Он любящим, переполненным самыми благими чувствами и помыслами, взглядом обласкал любимую свою, заглянув, как ей показалось, в самую душу, и она всё поняла без слов - любовь сделала их очень понимающими, всевмещающими людьми. Но тут же Эмиль слегка изменился, ведь им предстояло еще закончить начатое, а они пока были только на трети пути; поэтому Эмиль и стал командовать по-военному, ситуация очень к этому располагала.
- Ты садись в мою машину, - вымолвил он, озираясь по сторонам, схватывая происходящее за вихор, - я с ним в его машину, а ты за нами, поняла? Ну с богом, родненькая, ни пуха, ни пера!
- К чёрту, - как отрезала она оконцовкой этого заклинания и взяла протянутые ей ключи.
Через минуту-другую создалось такое впечатление, что никто здесь и не стоял, никто не останавливался и, что здесь вообще ничего не происходило в последние несколько дней, кроме самых обычных событий, типа кто-то останавливался в туалет или подлил масла, ну, в общем, ничего особого.
Непонятно как, но до гаража, до которого было не меньше пятнадцати километров, они добрались без каких-либо эксцессов, и хотя на дороге они встретили патруль ДПС, никто их не остановил, по-видимому машину Чернорука все в округе отлично знали и только что не отдали честь. Однако, проезжая машину патруля, и у Эмиля, и у Анжелы надпочечники выстрелили хорошей порцией и адреналина, и кортизола, так что по приезду они были немного подуставшими, но всё равно быстро-быстро загнали машину в гараж, который с трудом вместил в себя корабль Чернорука, а машину Эмиля пришлось оставить перед другим гаражом, хозяин которого давно уже не приходил.
Здесь, в укрытии, они немного успокоились, но расслабляться было ещё рано: всё дело только начиналось, и для начала Эмиль крепко увязал зипами руки и ноги Чернорука, а после вкатил ему ещё одну дозу снотворного, чтобы успеть смотаться своему старому знакомому Колчанову, частному детективу теперь, возможности которого переоценить было невозможно.
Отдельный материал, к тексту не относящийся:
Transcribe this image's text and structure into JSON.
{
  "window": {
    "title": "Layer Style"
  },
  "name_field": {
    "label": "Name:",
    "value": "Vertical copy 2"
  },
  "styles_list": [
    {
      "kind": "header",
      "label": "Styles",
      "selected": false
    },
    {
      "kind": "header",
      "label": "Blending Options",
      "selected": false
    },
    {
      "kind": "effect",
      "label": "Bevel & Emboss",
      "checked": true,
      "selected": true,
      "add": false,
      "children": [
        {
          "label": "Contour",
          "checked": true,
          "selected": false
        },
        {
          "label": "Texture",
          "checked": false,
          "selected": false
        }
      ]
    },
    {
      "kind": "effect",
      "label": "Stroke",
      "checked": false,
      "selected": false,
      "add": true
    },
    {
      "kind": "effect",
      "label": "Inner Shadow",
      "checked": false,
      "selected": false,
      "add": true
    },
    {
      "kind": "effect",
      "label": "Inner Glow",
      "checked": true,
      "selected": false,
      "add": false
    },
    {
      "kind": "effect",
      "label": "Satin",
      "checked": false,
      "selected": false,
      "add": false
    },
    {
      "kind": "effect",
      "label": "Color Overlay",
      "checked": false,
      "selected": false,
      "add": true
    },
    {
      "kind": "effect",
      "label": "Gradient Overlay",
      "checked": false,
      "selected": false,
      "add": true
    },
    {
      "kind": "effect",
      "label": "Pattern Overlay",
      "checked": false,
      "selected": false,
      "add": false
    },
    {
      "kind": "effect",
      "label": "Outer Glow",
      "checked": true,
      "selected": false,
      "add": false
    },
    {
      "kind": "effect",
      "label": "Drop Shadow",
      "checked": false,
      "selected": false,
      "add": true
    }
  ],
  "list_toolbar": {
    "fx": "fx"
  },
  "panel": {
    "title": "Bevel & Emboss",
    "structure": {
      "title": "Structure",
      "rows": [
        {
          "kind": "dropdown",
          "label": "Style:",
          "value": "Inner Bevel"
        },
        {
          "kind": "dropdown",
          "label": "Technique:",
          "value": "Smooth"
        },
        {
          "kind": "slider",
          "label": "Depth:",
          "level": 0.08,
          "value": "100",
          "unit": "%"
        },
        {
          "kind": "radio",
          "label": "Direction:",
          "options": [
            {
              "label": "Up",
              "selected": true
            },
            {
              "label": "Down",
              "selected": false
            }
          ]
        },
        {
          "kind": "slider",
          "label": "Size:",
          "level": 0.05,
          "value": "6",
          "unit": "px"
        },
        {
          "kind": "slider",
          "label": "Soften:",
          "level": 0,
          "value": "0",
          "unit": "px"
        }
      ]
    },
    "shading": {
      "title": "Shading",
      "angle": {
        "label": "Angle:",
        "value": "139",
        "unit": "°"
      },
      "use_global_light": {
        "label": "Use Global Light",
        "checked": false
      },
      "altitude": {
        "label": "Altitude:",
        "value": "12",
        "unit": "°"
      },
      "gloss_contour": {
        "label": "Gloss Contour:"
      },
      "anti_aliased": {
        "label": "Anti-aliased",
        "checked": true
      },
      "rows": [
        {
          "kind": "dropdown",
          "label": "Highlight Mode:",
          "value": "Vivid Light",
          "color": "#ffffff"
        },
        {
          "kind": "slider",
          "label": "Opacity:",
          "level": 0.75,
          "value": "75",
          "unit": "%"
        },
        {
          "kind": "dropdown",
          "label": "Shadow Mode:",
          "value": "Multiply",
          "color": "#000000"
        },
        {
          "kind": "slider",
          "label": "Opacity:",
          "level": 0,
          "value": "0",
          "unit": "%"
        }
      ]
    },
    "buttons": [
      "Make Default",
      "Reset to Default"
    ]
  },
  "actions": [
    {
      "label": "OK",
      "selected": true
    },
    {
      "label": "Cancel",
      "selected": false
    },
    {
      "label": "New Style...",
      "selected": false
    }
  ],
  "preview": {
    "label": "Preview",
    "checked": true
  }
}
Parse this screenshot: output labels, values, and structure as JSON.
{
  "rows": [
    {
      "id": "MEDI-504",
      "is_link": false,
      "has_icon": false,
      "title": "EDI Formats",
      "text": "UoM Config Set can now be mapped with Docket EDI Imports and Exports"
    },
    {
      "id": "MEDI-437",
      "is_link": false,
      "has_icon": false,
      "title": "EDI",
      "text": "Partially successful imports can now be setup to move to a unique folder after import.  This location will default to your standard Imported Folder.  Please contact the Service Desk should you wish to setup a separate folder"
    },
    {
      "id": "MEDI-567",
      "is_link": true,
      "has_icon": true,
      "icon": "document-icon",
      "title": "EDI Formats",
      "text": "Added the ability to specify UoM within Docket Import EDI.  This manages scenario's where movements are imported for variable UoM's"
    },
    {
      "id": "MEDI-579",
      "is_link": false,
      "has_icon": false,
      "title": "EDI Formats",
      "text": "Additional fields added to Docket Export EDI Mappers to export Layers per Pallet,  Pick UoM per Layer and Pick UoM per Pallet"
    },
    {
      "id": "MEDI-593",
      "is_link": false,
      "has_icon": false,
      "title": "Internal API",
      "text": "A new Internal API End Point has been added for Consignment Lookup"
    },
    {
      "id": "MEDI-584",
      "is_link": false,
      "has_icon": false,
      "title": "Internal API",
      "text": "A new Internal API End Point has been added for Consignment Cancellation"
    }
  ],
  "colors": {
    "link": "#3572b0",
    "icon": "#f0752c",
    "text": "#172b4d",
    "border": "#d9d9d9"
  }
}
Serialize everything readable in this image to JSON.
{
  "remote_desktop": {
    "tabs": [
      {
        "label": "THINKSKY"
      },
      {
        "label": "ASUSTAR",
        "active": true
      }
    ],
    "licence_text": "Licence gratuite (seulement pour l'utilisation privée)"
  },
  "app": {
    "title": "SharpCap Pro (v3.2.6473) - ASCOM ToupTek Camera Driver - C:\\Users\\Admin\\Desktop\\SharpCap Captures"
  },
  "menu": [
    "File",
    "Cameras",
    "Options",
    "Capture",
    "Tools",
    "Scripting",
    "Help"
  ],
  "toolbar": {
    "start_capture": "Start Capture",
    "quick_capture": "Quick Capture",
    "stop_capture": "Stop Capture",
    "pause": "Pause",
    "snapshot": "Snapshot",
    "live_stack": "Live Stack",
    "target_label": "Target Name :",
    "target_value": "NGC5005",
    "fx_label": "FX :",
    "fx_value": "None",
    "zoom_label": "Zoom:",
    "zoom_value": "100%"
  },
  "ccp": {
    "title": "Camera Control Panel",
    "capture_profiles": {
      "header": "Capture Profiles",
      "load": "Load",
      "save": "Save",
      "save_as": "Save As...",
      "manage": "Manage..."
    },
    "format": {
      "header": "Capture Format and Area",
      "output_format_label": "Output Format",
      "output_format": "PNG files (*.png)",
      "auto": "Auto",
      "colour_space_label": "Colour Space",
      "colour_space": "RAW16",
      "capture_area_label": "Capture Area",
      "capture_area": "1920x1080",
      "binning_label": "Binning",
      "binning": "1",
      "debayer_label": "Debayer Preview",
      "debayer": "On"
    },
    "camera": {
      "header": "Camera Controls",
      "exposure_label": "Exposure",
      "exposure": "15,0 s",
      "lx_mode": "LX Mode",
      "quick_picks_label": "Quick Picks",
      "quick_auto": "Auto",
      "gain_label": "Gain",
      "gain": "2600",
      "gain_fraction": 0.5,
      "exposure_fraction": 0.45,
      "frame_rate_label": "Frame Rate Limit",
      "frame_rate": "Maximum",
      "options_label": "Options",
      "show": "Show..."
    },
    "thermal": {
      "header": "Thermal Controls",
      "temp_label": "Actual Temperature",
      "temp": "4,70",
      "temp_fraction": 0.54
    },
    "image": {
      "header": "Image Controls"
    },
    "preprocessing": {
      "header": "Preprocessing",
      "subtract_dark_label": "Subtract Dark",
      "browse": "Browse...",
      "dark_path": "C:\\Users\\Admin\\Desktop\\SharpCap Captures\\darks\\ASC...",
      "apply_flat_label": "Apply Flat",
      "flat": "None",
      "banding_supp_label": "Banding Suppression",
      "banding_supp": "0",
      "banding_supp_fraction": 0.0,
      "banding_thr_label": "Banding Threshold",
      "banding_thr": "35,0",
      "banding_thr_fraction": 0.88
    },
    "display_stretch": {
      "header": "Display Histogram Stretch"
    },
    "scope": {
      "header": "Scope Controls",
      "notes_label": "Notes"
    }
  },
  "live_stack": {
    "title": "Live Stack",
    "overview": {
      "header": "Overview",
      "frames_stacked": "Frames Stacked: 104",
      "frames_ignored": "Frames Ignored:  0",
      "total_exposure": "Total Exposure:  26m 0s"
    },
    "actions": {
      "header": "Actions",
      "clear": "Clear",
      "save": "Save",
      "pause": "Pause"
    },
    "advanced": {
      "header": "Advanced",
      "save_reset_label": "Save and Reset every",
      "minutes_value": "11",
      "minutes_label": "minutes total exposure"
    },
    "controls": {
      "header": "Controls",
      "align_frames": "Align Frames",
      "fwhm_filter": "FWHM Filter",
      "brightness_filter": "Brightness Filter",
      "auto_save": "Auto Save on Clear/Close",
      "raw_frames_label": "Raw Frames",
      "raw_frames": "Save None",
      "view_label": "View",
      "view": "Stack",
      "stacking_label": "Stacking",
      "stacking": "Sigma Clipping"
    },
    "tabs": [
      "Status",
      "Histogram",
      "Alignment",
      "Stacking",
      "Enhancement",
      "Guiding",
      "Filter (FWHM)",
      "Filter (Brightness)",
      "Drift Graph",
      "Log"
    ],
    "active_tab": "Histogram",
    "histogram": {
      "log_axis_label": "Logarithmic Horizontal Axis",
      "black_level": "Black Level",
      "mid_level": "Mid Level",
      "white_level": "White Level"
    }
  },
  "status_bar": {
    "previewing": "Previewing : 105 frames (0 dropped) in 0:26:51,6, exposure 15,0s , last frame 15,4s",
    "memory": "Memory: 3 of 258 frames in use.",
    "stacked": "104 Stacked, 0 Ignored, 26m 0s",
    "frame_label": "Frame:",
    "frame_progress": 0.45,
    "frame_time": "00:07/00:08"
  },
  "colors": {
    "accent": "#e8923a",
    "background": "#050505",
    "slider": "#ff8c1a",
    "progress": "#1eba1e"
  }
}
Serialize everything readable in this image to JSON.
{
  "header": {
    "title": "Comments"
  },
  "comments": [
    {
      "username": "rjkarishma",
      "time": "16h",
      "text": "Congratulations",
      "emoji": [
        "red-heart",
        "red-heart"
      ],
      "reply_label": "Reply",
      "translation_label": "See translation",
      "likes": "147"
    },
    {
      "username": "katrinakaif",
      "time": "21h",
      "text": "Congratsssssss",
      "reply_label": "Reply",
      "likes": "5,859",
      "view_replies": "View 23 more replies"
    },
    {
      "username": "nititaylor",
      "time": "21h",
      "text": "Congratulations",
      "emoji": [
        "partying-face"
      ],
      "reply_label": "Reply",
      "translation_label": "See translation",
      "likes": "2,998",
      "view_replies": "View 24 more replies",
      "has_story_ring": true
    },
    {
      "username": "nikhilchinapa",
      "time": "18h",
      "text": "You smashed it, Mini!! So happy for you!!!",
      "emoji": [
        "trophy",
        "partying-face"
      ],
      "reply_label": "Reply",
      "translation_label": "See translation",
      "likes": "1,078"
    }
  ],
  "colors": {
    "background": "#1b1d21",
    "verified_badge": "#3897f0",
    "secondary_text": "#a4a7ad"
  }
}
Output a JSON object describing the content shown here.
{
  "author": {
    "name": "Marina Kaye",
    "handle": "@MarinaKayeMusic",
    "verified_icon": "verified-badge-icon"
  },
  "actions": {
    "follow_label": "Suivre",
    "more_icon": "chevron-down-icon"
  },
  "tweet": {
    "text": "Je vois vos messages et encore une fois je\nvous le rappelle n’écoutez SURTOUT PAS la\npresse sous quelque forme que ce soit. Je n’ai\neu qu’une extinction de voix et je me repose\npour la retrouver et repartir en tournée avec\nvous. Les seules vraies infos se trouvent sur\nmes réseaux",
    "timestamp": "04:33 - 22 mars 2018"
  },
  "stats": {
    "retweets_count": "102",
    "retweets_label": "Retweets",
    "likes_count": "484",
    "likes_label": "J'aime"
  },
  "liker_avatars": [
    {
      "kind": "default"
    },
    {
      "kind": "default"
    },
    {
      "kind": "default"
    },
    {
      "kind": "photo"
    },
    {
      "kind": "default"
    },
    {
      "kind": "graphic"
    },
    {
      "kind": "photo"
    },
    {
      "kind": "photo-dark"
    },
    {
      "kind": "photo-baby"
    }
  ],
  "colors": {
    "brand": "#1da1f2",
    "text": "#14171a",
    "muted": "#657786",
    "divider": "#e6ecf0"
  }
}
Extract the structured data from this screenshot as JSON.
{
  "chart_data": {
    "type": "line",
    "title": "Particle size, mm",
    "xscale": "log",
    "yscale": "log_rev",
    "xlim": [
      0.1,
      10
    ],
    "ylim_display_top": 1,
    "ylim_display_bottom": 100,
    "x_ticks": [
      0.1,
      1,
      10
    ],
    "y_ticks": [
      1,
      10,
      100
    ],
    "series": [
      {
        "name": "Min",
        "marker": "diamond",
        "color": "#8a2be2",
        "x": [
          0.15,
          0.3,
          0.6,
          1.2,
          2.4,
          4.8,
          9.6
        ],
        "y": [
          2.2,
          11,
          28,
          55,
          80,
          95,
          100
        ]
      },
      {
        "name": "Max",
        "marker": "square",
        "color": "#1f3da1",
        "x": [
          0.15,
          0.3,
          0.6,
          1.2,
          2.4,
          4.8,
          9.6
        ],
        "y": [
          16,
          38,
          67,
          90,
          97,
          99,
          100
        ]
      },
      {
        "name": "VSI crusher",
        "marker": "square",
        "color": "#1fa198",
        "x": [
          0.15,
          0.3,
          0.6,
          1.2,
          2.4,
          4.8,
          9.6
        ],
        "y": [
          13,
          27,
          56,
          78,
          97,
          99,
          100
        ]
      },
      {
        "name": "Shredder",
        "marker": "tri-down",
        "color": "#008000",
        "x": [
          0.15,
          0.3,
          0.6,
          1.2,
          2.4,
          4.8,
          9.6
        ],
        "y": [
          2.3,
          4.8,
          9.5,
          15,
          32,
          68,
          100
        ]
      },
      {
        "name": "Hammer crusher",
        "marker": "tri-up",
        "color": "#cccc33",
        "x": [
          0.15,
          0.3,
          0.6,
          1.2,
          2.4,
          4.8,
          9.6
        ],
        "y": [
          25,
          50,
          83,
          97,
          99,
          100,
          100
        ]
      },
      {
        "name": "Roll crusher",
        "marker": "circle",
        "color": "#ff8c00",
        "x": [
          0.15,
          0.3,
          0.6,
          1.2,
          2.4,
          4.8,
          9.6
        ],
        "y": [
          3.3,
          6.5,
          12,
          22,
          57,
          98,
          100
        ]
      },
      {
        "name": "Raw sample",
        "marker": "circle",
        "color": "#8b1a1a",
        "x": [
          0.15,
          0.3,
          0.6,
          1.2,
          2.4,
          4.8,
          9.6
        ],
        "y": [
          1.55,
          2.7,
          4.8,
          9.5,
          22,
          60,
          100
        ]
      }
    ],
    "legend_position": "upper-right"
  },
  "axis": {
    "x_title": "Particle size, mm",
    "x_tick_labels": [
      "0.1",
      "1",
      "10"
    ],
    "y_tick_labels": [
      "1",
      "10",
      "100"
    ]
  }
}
Эмиль ещё в гараже позвонил ему и, поздоровавшись, после нескольких ничего не значащих фраз, как бы между делом, произнёс:
- Костя, а ты слышал, что в Санкт-Петербурге на Невском, 117 открывают офис ветеранов войны? Нет? А мне предлагают должность председателя. Я бы хотел с тобой переговорить, может ты пойдёшь моим замом?! Увидимся через полчаса, дружище?
- Без проблем, Эмиль, ты ведь знаешь, что я всегда к твоим услугам, кстати, как там Вадька? - спросил Колчанов о напарнике Эмиля, давая понять, что он понял, о чём идёт разговор, и что он может помочь и в этот раз, помня сделанное ему добро.
Добро же заключалось в следующем: во время проклятой войны произошел один эпизод с Вадимом, напарником Эмиля, о котором знали совсем немногие, и Костя Колчанов был одним из них, так как и он сам попал в тот переплет вместе с ними. По заданию штаба были созданы 2 оперативные группы для сбора особо секретных сведений и обе были направлены в тыл врага с одной целью - захватить в плен офицера штаба противника и, по возможности, доставить его к своим. Каждой группе придавался снайпер, и дуэт Эмиля и Вадима разделили, чтобы укомплектовать эти группы - им доверяли, их ценили и в этот раз пошли даже на то, чтобы рискнуть ими, хоть они и были общеизвестными героями. Но дело было очень важное и операция началась.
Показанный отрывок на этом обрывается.